A Bayesian Approach Study of Hybrid Neutron Stars

TL;DR

This study uses Bayesian analysis of astronomical data to investigate the presence of quark matter in neutron stars, suggesting phase transitions at certain densities and the possibility of large quark cores within hybrid stars.

Contribution

It introduces a Bayesian framework to constrain quark matter phase transitions in neutron stars using observational data and specific hadronic and quark matter models.

Findings

Phase transition may occur below 2.0 times nuclear saturation density.

Hybrid neutron stars could have quark cores exceeding 80% of their total size.
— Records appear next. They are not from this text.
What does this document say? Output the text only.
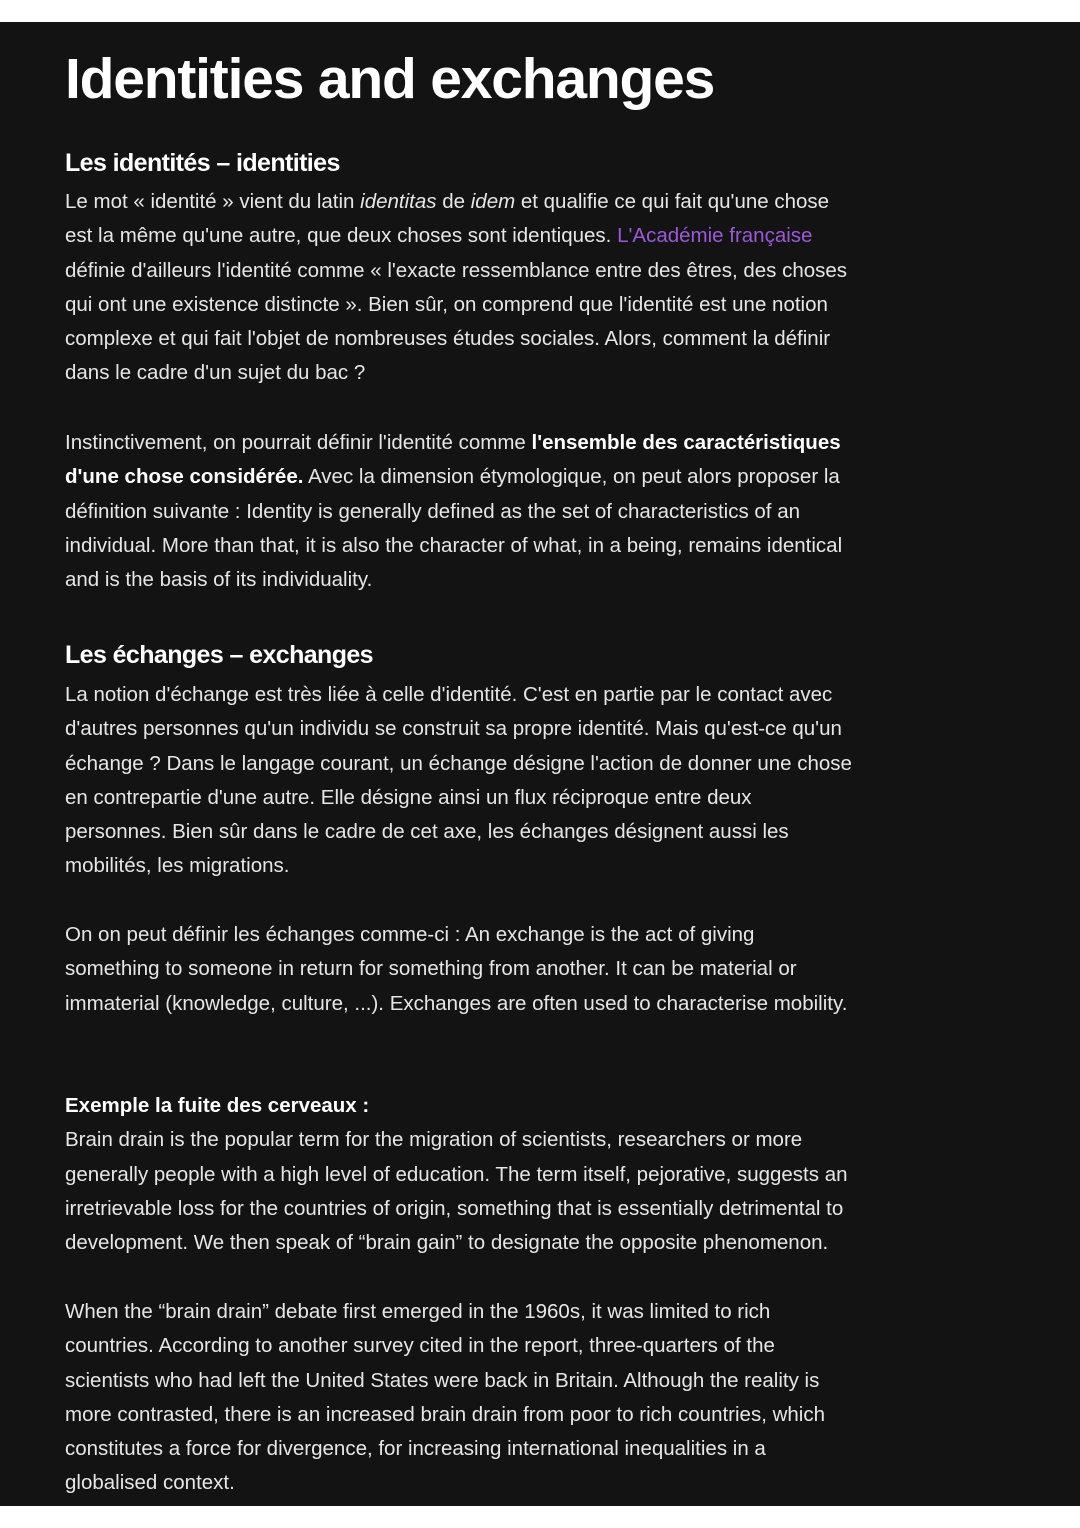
Identities and exchanges
Les identités – identities
Le mot « identité » vient du latin identitas de idem et qualifie ce qui fait qu'une chose
est la même qu'une autre, que deux choses sont identiques. L'Académie française
définie d'ailleurs l'identité comme « l'exacte ressemblance entre des êtres, des choses
qui ont une existence distincte ». Bien sûr, on comprend que l'identité est une notion
complexe et qui fait l'objet de nombreuses études sociales. Alors, comment la définir
dans le cadre d'un sujet du bac ?
Instinctivement, on pourrait définir l'identité comme l'ensemble des caractéristiques
d'une chose considérée. Avec la dimension étymologique, on peut alors proposer la
définition suivante : Identity is generally defined as the set of characteristics of an
individual. More than that, it is also the character of what, in a being, remains identical
and is the basis of its individuality.
Les échanges – exchanges
La notion d'échange est très liée à celle d'identité. C'est en partie par le contact avec
d'autres personnes qu'un individu se construit sa propre identité. Mais qu'est-ce qu'un
échange ? Dans le langage courant, un échange désigne l'action de donner une chose
en contrepartie d'une autre. Elle désigne ainsi un flux réciproque entre deux
personnes. Bien sûr dans le cadre de cet axe, les échanges désignent aussi les
mobilités, les migrations.
On on peut définir les échanges comme-ci : An exchange is the act of giving
something to someone in return for something from another. It can be material or
immaterial (knowledge, culture, ...). Exchanges are often used to characterise mobility.
Exemple la fuite des cerveaux :
Brain drain is the popular term for the migration of scientists, researchers or more
generally people with a high level of education. The term itself, pejorative, suggests an
irretrievable loss for the countries of origin, something that is essentially detrimental to
development. We then speak of “brain gain” to designate the opposite phenomenon.
When the “brain drain” debate first emerged in the 1960s, it was limited to rich
countries. According to another survey cited in the report, three-quarters of the
scientists who had left the United States were back in Britain. Although the reality is
more contrasted, there is an increased brain drain from poor to rich countries, which
constitutes a force for divergence, for increasing international inequalities in a
globalised context.
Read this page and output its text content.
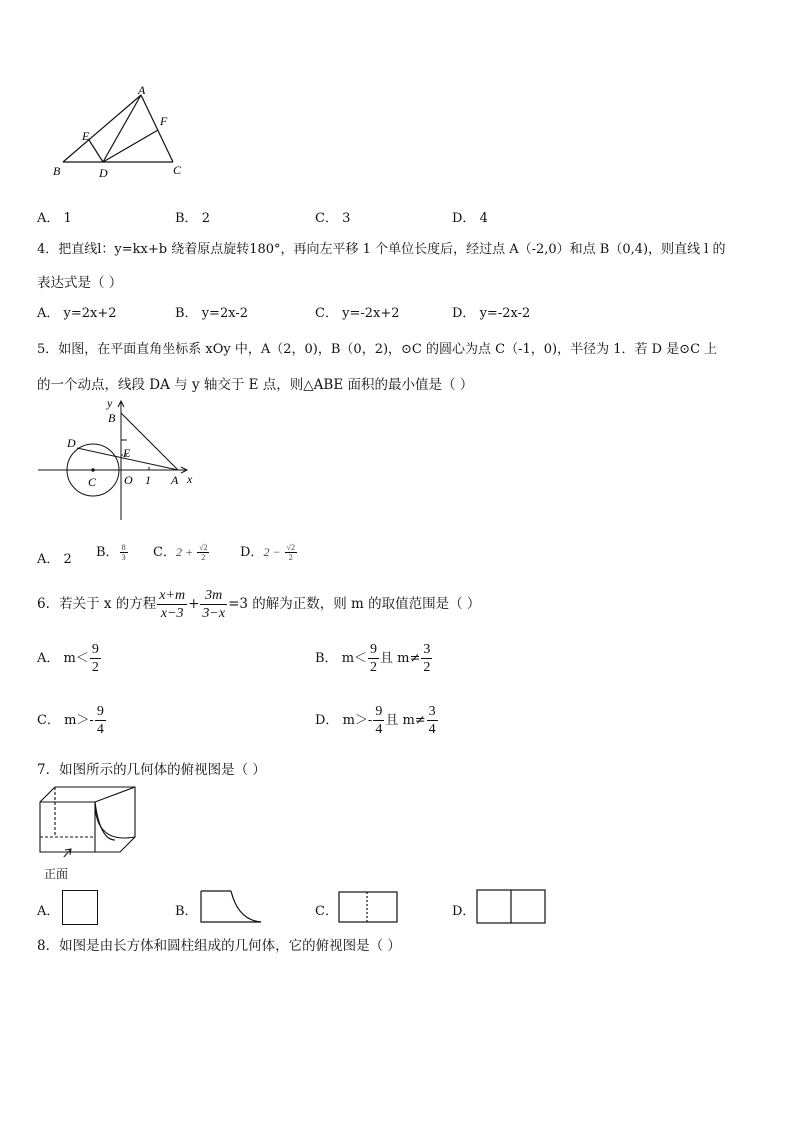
A
E
F
B	D	C
A． 1	B． 2	C． 3	D． 4
4．把直线l：y=kx+b 绕着原点旋转180°，再向左平移 1 个单位长度后，经过点 A（-2,0）和点 B（0,4)，则直线 l 的
表达式是（ ）
A． y=2x+2	B． y=2x-2	C． y=-2x+2	D． y=-2x-2
5．如图，在平面直角坐标系 xOy 中，A（2，0)，B（0，2)，⊙C 的圆心为点 C（-1，0)，半径为 1．若 D 是⊙C 上
的一个动点，线段 DA 与 y 轴交于 E 点，则△ABE 面积的最小值是（ ）
y
B
D
E
C O 1 A x
A． 2 B． $\frac{8}{3}$ C．$2 + \frac{√2}{2}$ D．$2 - \frac{√2}{2}$
6．若关于 x 的方程 $\frac{x+m}{x-3} + \frac{3m}{3-x} =3$ 的解为正数，则 m 的取值范围是（ ）
A． $m< \frac{9}{2}$	B． $m< \frac{9}{2}$ 且 $m\ne \frac{3}{2}$
C． $m>- \frac{9}{4}$	D． $m>- \frac{9}{4}$ 且 $m\ne \frac{3}{4}$
7．如图所示的几何体的俯视图是（ ）
正面
A．	B．	C．	D．
8．如图是由长方体和圆柱组成的几何体，它的俯视图是（ ）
Bayesian analysis constrains model parameters related to quark matter presence.

Abstract

In this work, we explore how astronomical observations (specifically measurements of masses, radii, and tidal deformabilities) can constrain the presence of quark matter inside neutron stars, namely the phase transition from nuclear matter to deconfined quark matter. Our approach employs Bayesian analysis to study this phenomenon. Hadronic matter is modeled using the relativistic mean-field (RMF) approximation, for which we have selected two parameter sets: \(NL3^{*}\omega\rho\), representing hadronic matter with nucleons only, and $EL3\omega\rho$ with nucleons only and $EL3\omega\rho Y$, which includes hyperons. On the other hand deconfined quark matter is modeled using the vector-MIT bag model. For our purpose, the phase transition is implemented using the Maxwell construction. Bayesian inference is performed by tuning three parameters: the bag constant (i.e. $B^{1/4}$), the vector coupling constant \(\left(G_{v}\right)\), and the Dirac sea contribution ($b_{4}$). We found that a phase transition could exist at densities below \(2.0\,n_{0}\) for both the $EL3\omega\rho - EL3\omega\rho Y $ and $NL3^{*}\omega\rho$ parametrizations. As a consequence, our results also indicate that a hybrid neutron star could have a large quark core that comprises more than \(80\%\) of its size.